While the UAW represents workers at General Motors factories in Spring Hill, Tennessee, and Arlington, Texas, and at Daimler and Freightliner truck plants in North Carolina, a victory at Volkswagen would have made the Chattanooga factory the first foreign-owned auto-assembly plant in the South to go union. It remains VW’s only nonunion factory in the world. The UAW lost a vote at Nissan’s plant in Canton, Mississippi in 2017. It also formed a local at the Mercedes-Benz plant in Vance, Alabama in 2014, but never got as far as an election. In 2016, a federal appeals court ruled that the company had illegally interfered with union organizing.
The UAW had been trying to organize the Chattanooga plant, which opened in 2008, for several years. Workers narrowly rejected it in 2014, after a campaign in which several powerful state politicians, including Sen. Bob Corker, insinuated that the plant would close or lose state tax incentives if they voted yes, and that VW would have it produce more vehicle models if they stayed nonunion.
In December 2015, the skilled-trades workers voted to form a “micro-unit” represented by Local 42. They said they qualified as a separate bargaining unit on the grounds that because they maintain the plant’s machinery, their work is distinct from that of general production workers. But Volkswagen refused to recognize the union, saying it would only negotiate with a union representing the entire workforce.
The National Labor Relations Board ruled in the union’s favor, but VW appealed. When the UAW decided to mount another campaign to organize the whole plant this year, it dropped its bid to have the micro-unit recognized. Volkswagen countered that the appeals process should have to play out on that issue before the full plant could be allowed to vote.
The company, said Rothenberg, “insisted that maintenance and production vote together. So, three years later maintenance and production ask to vote, and VW stands in their way.”
On May 3, the NLRB delayed the vote indefinitely, but a few weeks later, it agreed to schedule it for June 12-14.
VW, officially neutral in the 2014 campaign, vehemently attacked the UAW this time around. It hired the union-busting law firm of Littler Mendelson.
It also held several captive-audience meetings in which company executives and Tennessee Gov. Bill Lee urged workers to vote against the union, praising the company’s “direct relationship” with workers. Plant CEO Frank Fischer falsely blamed the UAW for the 1988 closing of Volkswagen’s previous U.S. plant, in Pennsylvania. Supervisors handed out flyers blaming the UAW for other plant closings, and Southern Momentum, an anti-union group run by a local lawyer, put out ads with the same accusation.
When the vote began June 12, the company barred Johan Järvklo, an election observer from its Global Works Council, according to Labor Notes.
“Works councils” are a German system in which representatives of the IG Metall union work with management to resolve production issues, separate from union representation. They are illegal under U.S. labor law unless agreed to in collective bargaining by a bona fide union.
By law, VW workers will have to wait one year before making another formal effort to organize the plant, the UAW said. Rothenberg told LaborPress it was “too soon” to say whether it would try to revive the skilled-trades micro-unit.

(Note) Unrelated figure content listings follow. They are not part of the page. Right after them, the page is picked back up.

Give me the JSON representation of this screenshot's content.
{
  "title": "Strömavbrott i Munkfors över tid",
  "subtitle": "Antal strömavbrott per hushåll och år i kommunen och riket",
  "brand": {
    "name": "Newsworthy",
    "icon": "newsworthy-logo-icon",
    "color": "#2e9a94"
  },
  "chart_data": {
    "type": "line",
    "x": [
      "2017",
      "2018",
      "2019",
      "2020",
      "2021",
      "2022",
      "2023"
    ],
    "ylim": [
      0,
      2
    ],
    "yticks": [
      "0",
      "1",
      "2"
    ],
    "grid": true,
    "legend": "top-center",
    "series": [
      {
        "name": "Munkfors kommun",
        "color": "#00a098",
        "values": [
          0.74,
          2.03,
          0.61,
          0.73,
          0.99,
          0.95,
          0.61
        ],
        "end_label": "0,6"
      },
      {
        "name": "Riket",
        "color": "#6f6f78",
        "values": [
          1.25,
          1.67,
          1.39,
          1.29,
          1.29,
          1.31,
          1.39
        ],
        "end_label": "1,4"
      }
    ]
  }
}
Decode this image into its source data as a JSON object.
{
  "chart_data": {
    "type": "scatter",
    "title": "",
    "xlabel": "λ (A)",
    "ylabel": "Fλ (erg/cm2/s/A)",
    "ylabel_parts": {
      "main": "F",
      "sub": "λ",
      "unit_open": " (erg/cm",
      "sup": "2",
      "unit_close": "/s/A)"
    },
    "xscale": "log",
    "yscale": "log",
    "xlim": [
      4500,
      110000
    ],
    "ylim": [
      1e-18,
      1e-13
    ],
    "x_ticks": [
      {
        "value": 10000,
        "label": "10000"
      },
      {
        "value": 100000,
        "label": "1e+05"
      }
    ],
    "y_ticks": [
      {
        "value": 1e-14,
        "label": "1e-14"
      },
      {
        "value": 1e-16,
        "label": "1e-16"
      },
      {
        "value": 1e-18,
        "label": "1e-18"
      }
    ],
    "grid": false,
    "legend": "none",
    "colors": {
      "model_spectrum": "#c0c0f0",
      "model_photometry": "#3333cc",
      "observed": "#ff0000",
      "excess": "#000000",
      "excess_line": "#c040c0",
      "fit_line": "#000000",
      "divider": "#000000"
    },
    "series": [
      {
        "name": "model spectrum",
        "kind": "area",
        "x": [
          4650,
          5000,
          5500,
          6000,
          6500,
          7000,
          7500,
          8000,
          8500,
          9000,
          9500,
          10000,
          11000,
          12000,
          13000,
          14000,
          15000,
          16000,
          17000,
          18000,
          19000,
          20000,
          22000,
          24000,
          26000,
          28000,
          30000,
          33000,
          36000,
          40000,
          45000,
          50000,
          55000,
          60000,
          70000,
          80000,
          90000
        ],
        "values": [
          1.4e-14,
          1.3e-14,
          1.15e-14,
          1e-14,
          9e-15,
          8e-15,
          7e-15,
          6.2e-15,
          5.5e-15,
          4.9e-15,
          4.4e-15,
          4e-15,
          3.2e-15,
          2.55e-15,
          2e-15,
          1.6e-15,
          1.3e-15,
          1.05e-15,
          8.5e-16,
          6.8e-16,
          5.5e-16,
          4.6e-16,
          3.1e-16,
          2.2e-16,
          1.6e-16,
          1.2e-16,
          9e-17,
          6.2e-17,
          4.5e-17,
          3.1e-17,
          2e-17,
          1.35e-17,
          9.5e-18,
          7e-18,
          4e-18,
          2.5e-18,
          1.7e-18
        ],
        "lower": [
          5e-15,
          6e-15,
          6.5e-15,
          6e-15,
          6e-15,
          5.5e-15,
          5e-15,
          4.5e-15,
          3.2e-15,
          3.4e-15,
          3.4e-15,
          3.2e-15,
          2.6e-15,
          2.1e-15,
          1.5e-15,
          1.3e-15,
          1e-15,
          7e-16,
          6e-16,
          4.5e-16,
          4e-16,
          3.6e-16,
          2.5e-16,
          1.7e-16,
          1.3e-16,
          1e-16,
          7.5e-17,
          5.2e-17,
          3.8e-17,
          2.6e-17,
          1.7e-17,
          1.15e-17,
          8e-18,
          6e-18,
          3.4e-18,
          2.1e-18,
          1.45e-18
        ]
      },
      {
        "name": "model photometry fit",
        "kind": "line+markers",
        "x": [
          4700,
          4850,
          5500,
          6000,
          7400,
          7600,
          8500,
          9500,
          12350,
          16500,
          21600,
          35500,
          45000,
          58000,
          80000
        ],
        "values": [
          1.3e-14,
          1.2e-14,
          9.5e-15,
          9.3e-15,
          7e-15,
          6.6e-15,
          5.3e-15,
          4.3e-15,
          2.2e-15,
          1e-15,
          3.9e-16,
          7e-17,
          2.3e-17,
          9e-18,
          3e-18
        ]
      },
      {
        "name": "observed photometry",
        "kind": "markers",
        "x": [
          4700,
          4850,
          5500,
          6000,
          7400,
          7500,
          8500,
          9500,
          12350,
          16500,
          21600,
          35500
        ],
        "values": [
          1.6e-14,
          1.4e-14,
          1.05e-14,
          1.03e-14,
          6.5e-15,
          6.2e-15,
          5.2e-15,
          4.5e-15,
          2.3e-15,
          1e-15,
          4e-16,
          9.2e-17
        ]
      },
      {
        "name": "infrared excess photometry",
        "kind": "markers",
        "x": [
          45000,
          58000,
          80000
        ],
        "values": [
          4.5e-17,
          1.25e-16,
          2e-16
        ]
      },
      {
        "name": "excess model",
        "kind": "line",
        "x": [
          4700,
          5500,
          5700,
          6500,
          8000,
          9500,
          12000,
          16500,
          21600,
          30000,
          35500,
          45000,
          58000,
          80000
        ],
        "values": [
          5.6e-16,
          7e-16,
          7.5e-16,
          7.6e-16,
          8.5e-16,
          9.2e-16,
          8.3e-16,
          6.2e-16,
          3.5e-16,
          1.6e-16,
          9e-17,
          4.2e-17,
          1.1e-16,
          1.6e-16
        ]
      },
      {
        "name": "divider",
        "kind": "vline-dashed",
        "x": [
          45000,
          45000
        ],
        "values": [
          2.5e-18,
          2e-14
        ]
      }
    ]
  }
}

“Chattanooga workers drove this. Will have to see,” he said in an email.
“Ultimately this has always been about Chattanooga workers who are the only VW workers, in the world without a union,” Local 42 Chairman Steve Cochran said in the UAW statement. “If people wonder why the middle class is disappearing in this country, it’s because it is nearly impossible for workers to get access to collective bargaining.”